Impressive for those who watch the flow of global riches, but the US, the land of millionaires for all of the last century, is in quite another league with 4,754 such households. These American lords (and those who will undoubtedly add to their numbers in the next few years) are expected, by the Boston Consulting Groups recent study of the extremely wealthy, to reach a combined sum of US$ 54 trillion of private financial wealth in 2018.
The growth of private wealth has accelerated (never mind what the World Bank has just said in its Global Economic Prospects) across most regions in 2013. As in 2012, the Asia-Pacific region (excluding Japan) represented the region in which such private wealth has grown fastest and this means not only that the ultra high net worth households have become richer, but that there are more of them crowding into what used to be, two generations ago, a small and fairly quiet club.

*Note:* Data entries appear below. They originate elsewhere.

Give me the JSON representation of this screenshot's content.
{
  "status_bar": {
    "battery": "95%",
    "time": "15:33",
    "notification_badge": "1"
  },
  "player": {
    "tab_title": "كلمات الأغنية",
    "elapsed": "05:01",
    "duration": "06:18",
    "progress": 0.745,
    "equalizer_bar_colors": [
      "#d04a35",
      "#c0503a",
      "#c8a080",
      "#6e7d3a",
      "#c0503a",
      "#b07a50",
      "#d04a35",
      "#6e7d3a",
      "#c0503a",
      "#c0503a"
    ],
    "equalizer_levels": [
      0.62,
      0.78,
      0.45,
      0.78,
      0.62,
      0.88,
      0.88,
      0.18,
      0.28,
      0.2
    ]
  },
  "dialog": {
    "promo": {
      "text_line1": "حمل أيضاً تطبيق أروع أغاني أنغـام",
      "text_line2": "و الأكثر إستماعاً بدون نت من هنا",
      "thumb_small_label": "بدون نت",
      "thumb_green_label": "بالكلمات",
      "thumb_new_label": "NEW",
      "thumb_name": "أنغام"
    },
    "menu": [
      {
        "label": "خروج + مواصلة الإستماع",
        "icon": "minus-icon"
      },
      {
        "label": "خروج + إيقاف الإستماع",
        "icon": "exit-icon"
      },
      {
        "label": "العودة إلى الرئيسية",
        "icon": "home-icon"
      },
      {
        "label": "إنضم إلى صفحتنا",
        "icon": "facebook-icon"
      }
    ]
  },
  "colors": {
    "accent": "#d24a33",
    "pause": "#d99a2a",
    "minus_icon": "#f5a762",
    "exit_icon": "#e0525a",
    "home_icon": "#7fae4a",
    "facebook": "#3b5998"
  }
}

Looking ahead to 2018, wealth managers who dislike longer-term views in inverse proportion to the bonuses they make project global private wealth to post a compound annual growth rate of 5.4 per cent. What this means, for the rest of a world which ponders the question of income inequality and the soaring cost of living, is that global private wealth is expected to reach around US$ $198 trillion in 2018 (half of this will be in the Asia-Pacific region). When not so much if that happens, global private wealth will be more than three times as large as the combined GDPs, in 2018, of the worlds ten largest economies.
Such wealth-watching brings with it curious factlets. The highest density of millionaire households is in Qatar (175 out of every 1,000 households), followed by Switzerland (127) and Singapore (100). The USA has the largest number of billionaires, but the highest density of billionaire households is in Hong Kong (15.3 per million), followed by Switzerland (8.5 per million). In terms of growth rate India will show the highest rise, as the wealth of the richest households is forecast to grow 129 per cent, to go up from US$ 2 trillion to US$ 5 trillion.
For the private bankers and wealth managers, the latest in a growing number of rich list studies shows yet again that alls well that spends well.